DOSB-Verbandsspitze soll Ex-Vorstandsmitglied gedroht haben
Ein Brief, in dem eine mangelhafte Führungskultur angeprangert wurde, sorgte im Mai für Aufregung im Deutschen Olympischen Sportbund. Jetzt offenbart ein Schreiben eines ehemaligen Vorstandsmitglieds: Die Wogen sind längst nicht geglättet.
Fehres hatte die Vorwürfe als "absurd und haltlos" zurückgewiesen. Wegen des anwaltlichen Schreibens an Fehres waren Hörmann und Rücker in die Kritik geraten. Mehrere Spitzenorganisationen wie die Deutsche Sportjugend und der Deutsche Turner-Bund zeigten sich geschockt vom Umgang mit Fehres und stellten sich hinter die frühere DOSB-Funktionärin, deren Tätigkeit im November 2020 beendet worden war.
In ihrer gemeinsamen Erklärung verteidigten Rücker und Hörmann nun ihr Vorgehen. Darin schreiben sie, sie bedauerten, wenn der Eindruck entstanden sei, dass Karin Fehres in ungebührender Form habe unter Druck gesetzt werden sollen.

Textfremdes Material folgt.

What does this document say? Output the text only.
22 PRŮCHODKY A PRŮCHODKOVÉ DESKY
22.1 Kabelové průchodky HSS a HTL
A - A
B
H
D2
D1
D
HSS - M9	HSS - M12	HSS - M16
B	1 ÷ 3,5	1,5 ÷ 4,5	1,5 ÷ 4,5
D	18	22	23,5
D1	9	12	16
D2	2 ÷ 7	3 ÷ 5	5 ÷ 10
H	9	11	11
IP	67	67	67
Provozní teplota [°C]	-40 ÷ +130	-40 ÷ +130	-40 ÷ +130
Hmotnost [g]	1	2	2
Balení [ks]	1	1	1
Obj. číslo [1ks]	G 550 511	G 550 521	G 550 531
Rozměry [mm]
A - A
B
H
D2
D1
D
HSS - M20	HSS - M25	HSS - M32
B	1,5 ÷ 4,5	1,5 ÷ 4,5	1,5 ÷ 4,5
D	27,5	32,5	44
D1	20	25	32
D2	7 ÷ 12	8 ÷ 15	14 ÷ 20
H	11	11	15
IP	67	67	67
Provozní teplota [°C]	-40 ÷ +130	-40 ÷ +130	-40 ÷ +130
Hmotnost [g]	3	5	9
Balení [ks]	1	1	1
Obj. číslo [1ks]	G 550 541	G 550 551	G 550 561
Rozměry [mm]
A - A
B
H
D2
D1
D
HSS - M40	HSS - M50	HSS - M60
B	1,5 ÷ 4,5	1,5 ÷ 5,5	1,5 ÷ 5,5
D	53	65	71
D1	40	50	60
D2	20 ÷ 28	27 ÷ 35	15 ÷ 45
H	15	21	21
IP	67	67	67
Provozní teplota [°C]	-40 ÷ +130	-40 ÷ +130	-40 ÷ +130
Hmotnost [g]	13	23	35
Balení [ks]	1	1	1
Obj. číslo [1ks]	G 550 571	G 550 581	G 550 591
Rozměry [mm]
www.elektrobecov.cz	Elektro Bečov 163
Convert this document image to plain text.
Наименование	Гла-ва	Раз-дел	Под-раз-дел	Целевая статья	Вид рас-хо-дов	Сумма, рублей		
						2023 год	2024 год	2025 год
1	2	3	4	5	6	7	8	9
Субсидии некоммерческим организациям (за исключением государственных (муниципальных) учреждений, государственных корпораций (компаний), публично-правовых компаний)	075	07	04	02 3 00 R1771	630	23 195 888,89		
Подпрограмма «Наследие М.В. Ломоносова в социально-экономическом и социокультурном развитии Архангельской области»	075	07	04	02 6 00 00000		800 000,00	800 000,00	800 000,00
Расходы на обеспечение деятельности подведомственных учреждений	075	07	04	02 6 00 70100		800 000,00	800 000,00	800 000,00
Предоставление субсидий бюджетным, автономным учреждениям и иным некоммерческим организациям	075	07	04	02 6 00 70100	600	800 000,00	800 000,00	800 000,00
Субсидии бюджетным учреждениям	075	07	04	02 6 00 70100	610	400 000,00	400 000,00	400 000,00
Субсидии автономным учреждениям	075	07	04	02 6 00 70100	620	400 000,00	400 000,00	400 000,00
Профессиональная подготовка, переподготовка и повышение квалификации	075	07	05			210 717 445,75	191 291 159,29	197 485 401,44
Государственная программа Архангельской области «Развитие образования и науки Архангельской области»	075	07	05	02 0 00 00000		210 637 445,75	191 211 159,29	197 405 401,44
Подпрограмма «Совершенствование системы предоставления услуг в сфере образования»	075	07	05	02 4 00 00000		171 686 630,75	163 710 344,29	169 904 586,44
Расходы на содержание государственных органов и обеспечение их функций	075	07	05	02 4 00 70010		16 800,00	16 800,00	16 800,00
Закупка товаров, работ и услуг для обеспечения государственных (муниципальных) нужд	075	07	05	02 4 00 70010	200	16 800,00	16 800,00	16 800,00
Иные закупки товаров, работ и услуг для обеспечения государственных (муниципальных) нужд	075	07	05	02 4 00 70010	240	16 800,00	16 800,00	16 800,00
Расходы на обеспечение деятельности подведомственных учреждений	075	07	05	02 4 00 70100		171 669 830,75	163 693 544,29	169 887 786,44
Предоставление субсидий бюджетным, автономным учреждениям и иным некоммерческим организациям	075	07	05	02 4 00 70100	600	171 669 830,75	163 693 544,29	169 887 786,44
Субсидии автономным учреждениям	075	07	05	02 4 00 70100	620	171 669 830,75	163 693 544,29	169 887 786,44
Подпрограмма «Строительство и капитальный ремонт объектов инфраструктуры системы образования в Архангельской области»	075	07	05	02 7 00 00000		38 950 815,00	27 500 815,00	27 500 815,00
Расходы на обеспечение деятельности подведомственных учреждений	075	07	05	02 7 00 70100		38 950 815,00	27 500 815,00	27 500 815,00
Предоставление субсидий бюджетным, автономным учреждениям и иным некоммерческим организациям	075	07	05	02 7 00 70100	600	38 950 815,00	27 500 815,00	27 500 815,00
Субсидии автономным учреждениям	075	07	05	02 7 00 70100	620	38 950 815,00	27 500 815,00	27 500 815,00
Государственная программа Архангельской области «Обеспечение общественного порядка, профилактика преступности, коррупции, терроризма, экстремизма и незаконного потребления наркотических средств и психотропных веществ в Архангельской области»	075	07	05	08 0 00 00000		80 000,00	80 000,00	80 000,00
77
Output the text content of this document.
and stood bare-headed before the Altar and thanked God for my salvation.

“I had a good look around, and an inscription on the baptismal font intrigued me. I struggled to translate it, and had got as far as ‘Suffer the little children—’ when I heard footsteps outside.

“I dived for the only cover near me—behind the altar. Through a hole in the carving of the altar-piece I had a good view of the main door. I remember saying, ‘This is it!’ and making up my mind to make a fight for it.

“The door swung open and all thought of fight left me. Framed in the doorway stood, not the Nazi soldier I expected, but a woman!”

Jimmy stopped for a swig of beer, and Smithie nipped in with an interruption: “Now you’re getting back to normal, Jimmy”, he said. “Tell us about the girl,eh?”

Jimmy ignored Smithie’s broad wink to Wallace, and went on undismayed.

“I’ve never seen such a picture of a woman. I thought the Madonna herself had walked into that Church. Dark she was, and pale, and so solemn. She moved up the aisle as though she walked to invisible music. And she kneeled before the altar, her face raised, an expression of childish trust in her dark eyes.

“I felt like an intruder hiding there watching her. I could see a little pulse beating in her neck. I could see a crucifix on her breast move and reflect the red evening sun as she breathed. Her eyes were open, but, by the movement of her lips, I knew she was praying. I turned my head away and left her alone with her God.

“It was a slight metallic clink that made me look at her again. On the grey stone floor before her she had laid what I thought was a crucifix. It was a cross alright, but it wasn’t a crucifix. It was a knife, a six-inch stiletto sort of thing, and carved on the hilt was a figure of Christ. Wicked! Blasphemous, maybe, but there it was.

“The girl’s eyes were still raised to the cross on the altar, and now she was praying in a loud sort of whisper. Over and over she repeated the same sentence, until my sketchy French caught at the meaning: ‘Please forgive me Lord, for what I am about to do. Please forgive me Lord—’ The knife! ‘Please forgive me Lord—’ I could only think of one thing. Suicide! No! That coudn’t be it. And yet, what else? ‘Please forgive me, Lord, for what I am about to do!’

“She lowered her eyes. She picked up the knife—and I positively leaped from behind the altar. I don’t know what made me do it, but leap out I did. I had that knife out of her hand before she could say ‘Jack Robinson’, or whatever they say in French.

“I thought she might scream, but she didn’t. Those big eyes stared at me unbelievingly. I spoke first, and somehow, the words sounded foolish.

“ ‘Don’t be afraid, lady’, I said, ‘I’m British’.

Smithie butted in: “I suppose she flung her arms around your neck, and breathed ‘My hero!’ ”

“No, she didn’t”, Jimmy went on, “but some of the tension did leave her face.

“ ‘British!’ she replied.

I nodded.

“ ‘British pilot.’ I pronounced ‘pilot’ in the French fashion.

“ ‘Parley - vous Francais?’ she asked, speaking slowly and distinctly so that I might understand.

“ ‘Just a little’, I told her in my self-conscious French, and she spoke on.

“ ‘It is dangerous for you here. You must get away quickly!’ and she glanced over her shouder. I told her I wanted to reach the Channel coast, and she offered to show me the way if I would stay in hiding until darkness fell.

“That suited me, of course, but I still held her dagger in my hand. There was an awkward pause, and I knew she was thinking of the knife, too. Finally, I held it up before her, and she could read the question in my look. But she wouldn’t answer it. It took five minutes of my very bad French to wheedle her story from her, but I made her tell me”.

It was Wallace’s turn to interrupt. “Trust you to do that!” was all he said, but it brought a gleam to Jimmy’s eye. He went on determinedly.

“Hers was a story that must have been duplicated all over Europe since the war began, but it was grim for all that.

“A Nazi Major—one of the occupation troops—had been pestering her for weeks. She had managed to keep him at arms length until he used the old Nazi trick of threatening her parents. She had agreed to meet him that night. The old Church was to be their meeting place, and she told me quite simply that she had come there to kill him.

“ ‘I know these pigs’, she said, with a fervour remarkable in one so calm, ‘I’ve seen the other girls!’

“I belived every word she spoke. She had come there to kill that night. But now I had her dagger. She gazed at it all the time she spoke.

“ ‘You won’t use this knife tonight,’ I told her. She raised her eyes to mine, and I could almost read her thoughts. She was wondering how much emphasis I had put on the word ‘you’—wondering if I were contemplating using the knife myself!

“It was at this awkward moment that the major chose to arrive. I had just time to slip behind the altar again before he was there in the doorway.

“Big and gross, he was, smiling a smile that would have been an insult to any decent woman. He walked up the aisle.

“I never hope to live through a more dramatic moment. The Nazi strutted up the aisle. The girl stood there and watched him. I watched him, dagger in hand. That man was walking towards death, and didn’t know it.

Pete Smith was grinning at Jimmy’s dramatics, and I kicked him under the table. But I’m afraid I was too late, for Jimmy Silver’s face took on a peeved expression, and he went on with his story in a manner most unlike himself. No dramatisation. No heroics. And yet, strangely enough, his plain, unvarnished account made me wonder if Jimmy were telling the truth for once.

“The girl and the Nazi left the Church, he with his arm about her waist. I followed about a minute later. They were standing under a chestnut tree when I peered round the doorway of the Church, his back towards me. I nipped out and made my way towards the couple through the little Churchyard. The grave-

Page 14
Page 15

Rücker und Hörmann: "Wir übernehmen volle Verantwortung"

"Wir übernehmen die volle Verantwortung für diesen gesamten Vorgang, in den der Vorstand sowie einzelne Präsidiumsmitglieder nur teilweise eingebunden waren. Dies gilt insbesondere für das Schreiben des Anwalts, dessen Inhalte ausschließlich durch uns freigegeben wurden", heißt es in der Mitteilung von Rücker und Hörmann. "Wir können nachvollziehen, dass das gewählte Vorgehen in der Rückschau unverhältnismäßig erscheint und zurecht kritisiert wird."
Man sei aber nach wie vor davon überzeugt, dass es im Grundsatz richtig gewesen sei, zum Schutze des DOSB den Hintergründen des Schreibens nachzugehen, hieß es weiter.
Damit gibt es beim zweiten Spitzenposten einen Wechsel in Deutschlands großem Sportdachverband. Schon im Sommer hatte DOSB-Präsident Alfons Hörmann angekündigt, sein Amt aufzugeben. Auch die Vizepräsidenten Kaweh Niroomand und Andreas Silbersack ziehen sich zurück. Ob auch das restliche Präsidium den Weg für eine personelle Neuaufstellung freimacht, ist offen.
Am 4. Dezember soll in Weimar ein neues Präsidium gewählt werden. Für den Posten der Präsidentin oder des Präsidenten hat eine Findungskommission die Ex-Weltklassefechterin Claudia Bokel, den CSU-Politiker Stephan Mayer und den scheidenden Tischtennis-Weltpräsidenten Thomas Weikert empfohlen.